Closed frodsan closed 9 years ago
mkristian
commented
9 years ago I am using rack-protection for the same purpose. it is very flexible and configurable. did not double check but you have a few options which are NOT part of rack-protection - maybe you could contribute your improvements there ;)
frodsan
commented
9 years ago @mkristian I was using rack-protection too. I really don't like Rack middlewares to set up these headers. I think we can adapt some Rack::Protection features to Cuba without using them.
This is a benchmark I made in an app:
| Application | Requests/sec |
|---|---|
| App with .use(Rack::Protection) | 2516.68 |
| App without Rack::Protection | 4752.51 |
I would like to reduce that overhead. You can see the following benchmark: https://github.com/harmoni-io/cuba-secure_headers/blob/master/benchmark/secure_headers.rb#L51. That would be the same benchmark between this plugin an a couple of Rack::Protection middlewares.
UPDATE: We can make this plugin configurable, but I prefer to have an use case first or a report from someone.
UPDATE 2: I was using rack-protection to set those headers.
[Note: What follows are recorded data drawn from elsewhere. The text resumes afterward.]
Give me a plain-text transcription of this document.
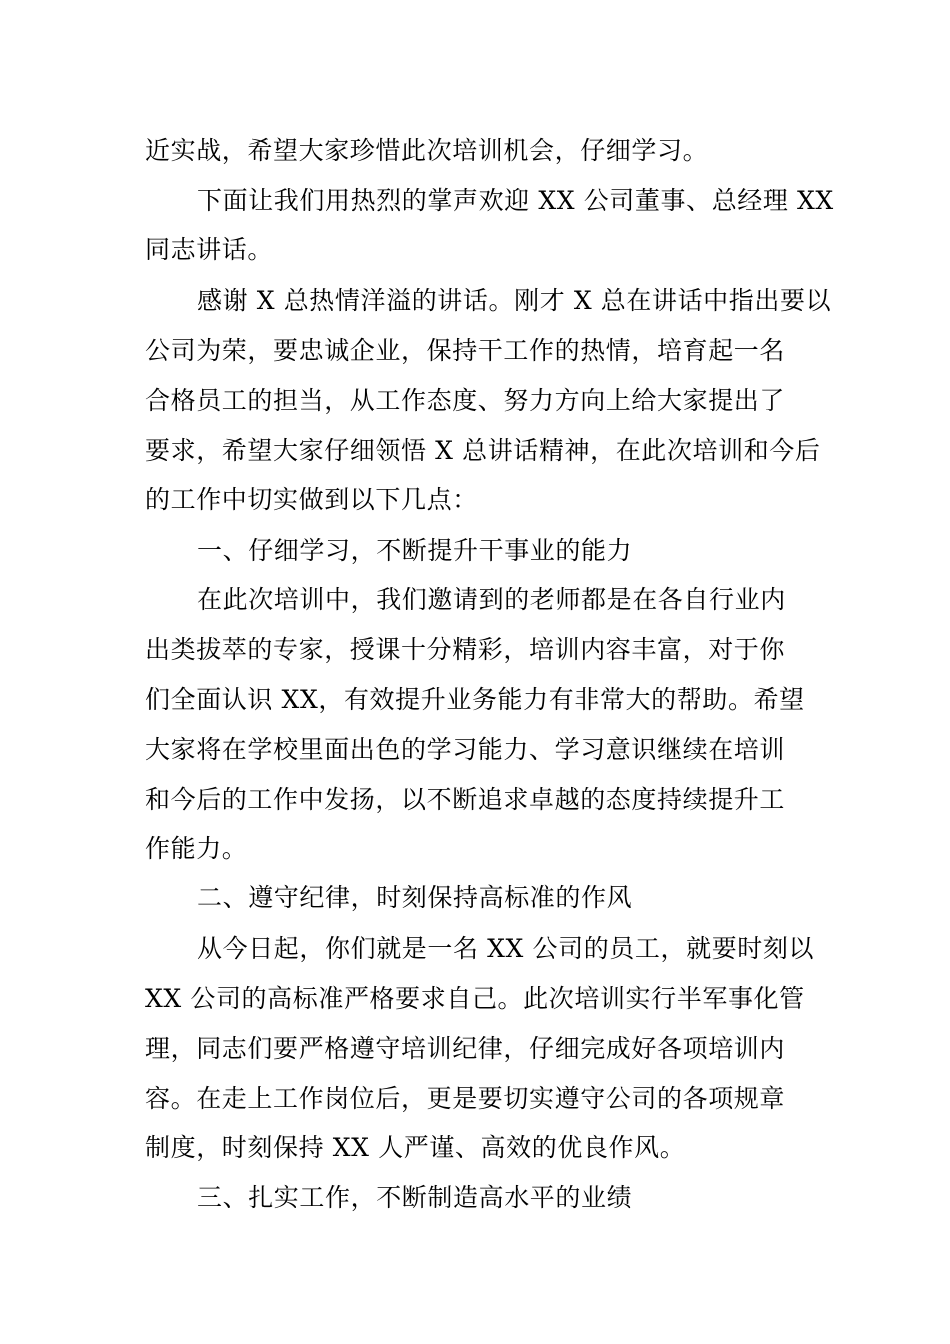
近实战，希望大家珍惜此次培训机会，仔细学习。
下面让我们用热烈的掌声欢迎 XX 公司董事、总经理 XX
同志讲话。
感谢 X 总热情洋溢的讲话。刚才 X 总在讲话中指出要以
公司为荣，要忠诚企业，保持干工作的热情，培育起一名
合格员工的担当，从工作态度、努力方向上给大家提出了
要求，希望大家仔细领悟 X 总讲话精神，在此次培训和今后
的工作中切实做到以下几点：
一、仔细学习，不断提升干事业的能力
在此次培训中，我们邀请到的老师都是在各自行业内
出类拔萃的专家，授课十分精彩，培训内容丰富，对于你
们全面认识 XX，有效提升业务能力有非常大的帮助。希望
大家将在学校里面出色的学习能力、学习意识继续在培训
和今后的工作中发扬，以不断追求卓越的态度持续提升工
作能力。
二、遵守纪律，时刻保持高标准的作风
从今日起，你们就是一名 XX 公司的员工，就要时刻以
XX 公司的高标准严格要求自己。此次培训实行半军事化管
理，同志们要严格遵守培训纪律，仔细完成好各项培训内
容。在走上工作岗位后，更是要切实遵守公司的各项规章
制度，时刻保持 XX 人严谨、高效的优良作风。
三、扎实工作，不断制造高水平的业绩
I still use rack-protection (session hijacking & path traversal).
mkristian
commented
9 years ago @frodsan I see your intention now. the numbers are impressive - I guess I will try this plugin as well ;)
with Strict-Transport-Security in development I had a bad experience when I used "noscript"-addon + firefox: it kept the STS config for localhost which made other apps on localhost without https just fail all the time. it took me quite a while to find the noscript cache (or to find that noscript is the problem)
First step to add secure by default methods.